Reeder: Taxpayers feel pinch as state spends and spends
By Scott Reeder January 23, 2013 10:00PM
Updated: February 25, 2013 12:02PM
Is your wallet a little thinner these days?
More than likely, the state of Illinois is to blame.
About the same time the Legislature jacked up the income tax from 3 percent to 5 percent two years ago, the federal government gave us a temporary, 2-percentage-point break on how much we pay into Social Security.
That cut inadvertently softened the wallop of the state tax increase, but the relief from Washington expired Jan. 1 when the Social Security tax returned to its former level.
Now we get to experience the higher income tax in all of its glory, as the state sucks away what amounts to a week of our pay. And to what end?

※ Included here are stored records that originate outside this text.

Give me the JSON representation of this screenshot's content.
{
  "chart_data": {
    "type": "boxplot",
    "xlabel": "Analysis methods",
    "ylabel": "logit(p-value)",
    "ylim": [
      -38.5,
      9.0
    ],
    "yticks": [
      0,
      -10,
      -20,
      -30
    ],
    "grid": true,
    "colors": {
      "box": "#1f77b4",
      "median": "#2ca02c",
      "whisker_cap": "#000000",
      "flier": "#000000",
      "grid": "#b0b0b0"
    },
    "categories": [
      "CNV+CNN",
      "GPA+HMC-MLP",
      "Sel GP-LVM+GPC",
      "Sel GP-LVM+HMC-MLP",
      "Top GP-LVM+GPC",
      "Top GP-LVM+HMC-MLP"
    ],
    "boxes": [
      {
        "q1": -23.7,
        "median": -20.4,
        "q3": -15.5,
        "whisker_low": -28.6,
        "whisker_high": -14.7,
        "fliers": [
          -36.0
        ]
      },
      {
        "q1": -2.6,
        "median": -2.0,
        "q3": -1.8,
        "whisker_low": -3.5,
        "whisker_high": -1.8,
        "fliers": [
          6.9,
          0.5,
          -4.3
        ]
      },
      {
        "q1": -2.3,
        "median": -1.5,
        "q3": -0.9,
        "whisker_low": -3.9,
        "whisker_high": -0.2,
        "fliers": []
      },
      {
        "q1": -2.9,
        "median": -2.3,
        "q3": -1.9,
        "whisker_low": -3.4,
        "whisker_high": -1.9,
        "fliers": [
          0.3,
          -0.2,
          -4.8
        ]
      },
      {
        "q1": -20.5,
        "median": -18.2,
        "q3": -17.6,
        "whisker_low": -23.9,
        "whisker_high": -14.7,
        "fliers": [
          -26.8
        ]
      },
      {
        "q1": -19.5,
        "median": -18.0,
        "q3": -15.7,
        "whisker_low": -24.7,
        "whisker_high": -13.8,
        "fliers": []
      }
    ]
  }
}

The Deadbeat State is still broke, unable to pay all its bills. The pension systems are still floundering. Government employee unions’ hunger for more dollars remains as voracious as ever.

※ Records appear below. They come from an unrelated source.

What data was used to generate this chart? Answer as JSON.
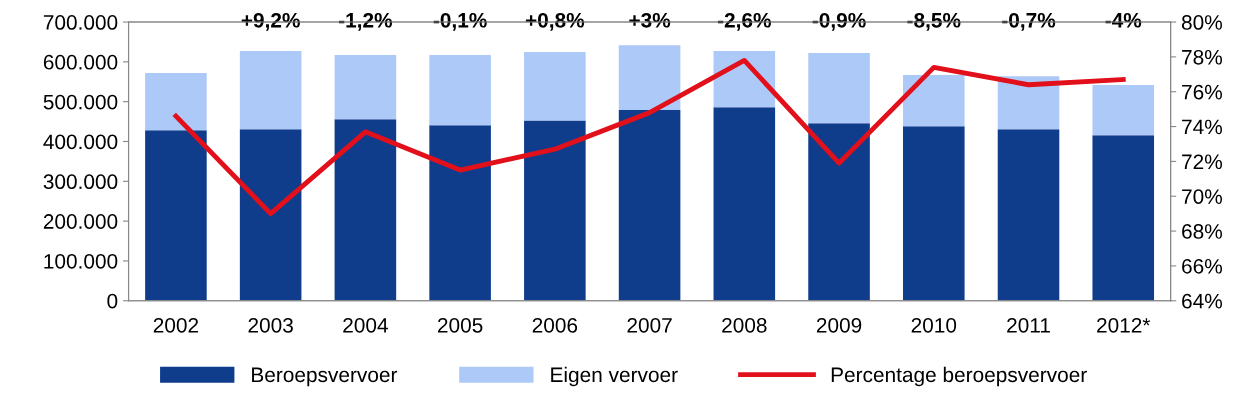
{
  "chart_data": {
    "type": "bar",
    "stacked": true,
    "categories": [
      "2002",
      "2003",
      "2004",
      "2005",
      "2006",
      "2007",
      "2008",
      "2009",
      "2010",
      "2011",
      "2012*"
    ],
    "series": [
      {
        "name": "Beroepsvervoer",
        "color": "#0f3d8c",
        "values": [
          428000,
          431000,
          456000,
          441000,
          453000,
          479000,
          486000,
          446000,
          438000,
          431000,
          416000
        ]
      },
      {
        "name": "Eigen vervoer",
        "color": "#adc9f7",
        "values": [
          144000,
          196000,
          161000,
          176000,
          172000,
          163000,
          141000,
          176000,
          129000,
          133000,
          126000
        ]
      },
      {
        "name": "Percentage beroepsvervoer",
        "type": "line",
        "axis": "y2",
        "color": "#e2101a",
        "values": [
          74.6,
          69.0,
          73.7,
          71.5,
          72.7,
          74.8,
          77.8,
          71.9,
          77.4,
          76.4,
          76.7
        ]
      }
    ],
    "ylim": [
      0,
      700000
    ],
    "yticks": [
      {
        "value": 0,
        "label": "0"
      },
      {
        "value": 100000,
        "label": "100.000"
      },
      {
        "value": 200000,
        "label": "200.000"
      },
      {
        "value": 300000,
        "label": "300.000"
      },
      {
        "value": 400000,
        "label": "400.000"
      },
      {
        "value": 500000,
        "label": "500.000"
      },
      {
        "value": 600000,
        "label": "600.000"
      },
      {
        "value": 700000,
        "label": "700.000"
      }
    ],
    "y2lim": [
      64,
      80
    ],
    "y2ticks": [
      {
        "value": 64,
        "label": "64%"
      },
      {
        "value": 66,
        "label": "66%"
      },
      {
        "value": 68,
        "label": "68%"
      },
      {
        "value": 70,
        "label": "70%"
      },
      {
        "value": 72,
        "label": "72%"
      },
      {
        "value": 74,
        "label": "74%"
      },
      {
        "value": 76,
        "label": "76%"
      },
      {
        "value": 78,
        "label": "78%"
      },
      {
        "value": 80,
        "label": "80%"
      }
    ],
    "annotations": [
      "+9,2%",
      "-1,2%",
      "-0,1%",
      "+0,8%",
      "+3%",
      "-2,6%",
      "-0,9%",
      "-8,5%",
      "-0,7%",
      "-4%"
    ],
    "grid": false,
    "legend": "bottom",
    "marker": "none",
    "line_style": "solid"
  }
}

Illinois’ tax revenue has never been higher in the Land of Lincoln’s 190-year history. But our politicians are still crying poor.
Why? Because they are still spending money faster than they are taking it in.
Rather than curbing spending, they’re laying the groundwork for another tax hike. Advocates are calling it “progressive” tax reform.
Never mind that the Illinois Constitution prohibits a graduated income tax rate, where the more you earn, the more you pay. Proponents of such a tax are prepared to change the constitution.
Last week, state Rep. Naomi Jakobsson (D-Champaign) introduced a proposed constitutional amendment to do just that.
The underlying reason for the proposed switch is a desire for the state to collect more money.
You’ll hear some malarkey that a graduated income tax only will make the “rich” pay more. To see just how wrong that thinking is, look to our neighbor to the west, Iowa.
Over in the Tall Corn State, the top income tax rate is 8.98 percent. And the people who paid that rate in 2012 earned $66,105 or more.
Does anybody think that a family living on $66,000 is rich?
And yes, I’m aware that the Illinois Legislature could choose a different income level than Iowa to start taxing at the top rate. But 31 of the 34 states that have a graduated income-tax structure set $50,000 at a higher marginal rate than Illinois will in 2015.
The question remains: Why increase taxes at all when state tax income is at an all-time high?
“I don’t support a (graduated) tax because we already have enough money coming in,” Rep. David Harris (R-Arlington Heights) said. “We need to look at spending … and the place to start is pensions.”
For decades, our legislators have refused to institute comprehensive pension reform and have failed to fully provide the state share of pension payments — a combination that has created that $96 billion long-term funding liability you’ve heard so much about.
And that bottomless pension pit means that the state keeps dumping more money into its failing pension systems, leaving less for other core services such as education and health care. Next year, for example, the state will allocate $6.8 billion toward its five pension funds, nearly $1 billion more than this year.
And that’s not all. The state continues to pay its vendor bills months late, harming social service agencies and businesses, and has a current debt of about $7 billion.
Our governor and Legislature seem unable to set priorities or make tough decisions. Why give them more money?
Illinois’ problem isn’t that it doesn’t have enough money, it’s that it’s spending too much.
And every working Illinoisan is feeling the pinch because of it.
Scott Reeder is a veteran statehouse reporter and the journalist-in-residence at the Illinois Policy Institute, a nonprofit research group that supports the free market and limited government.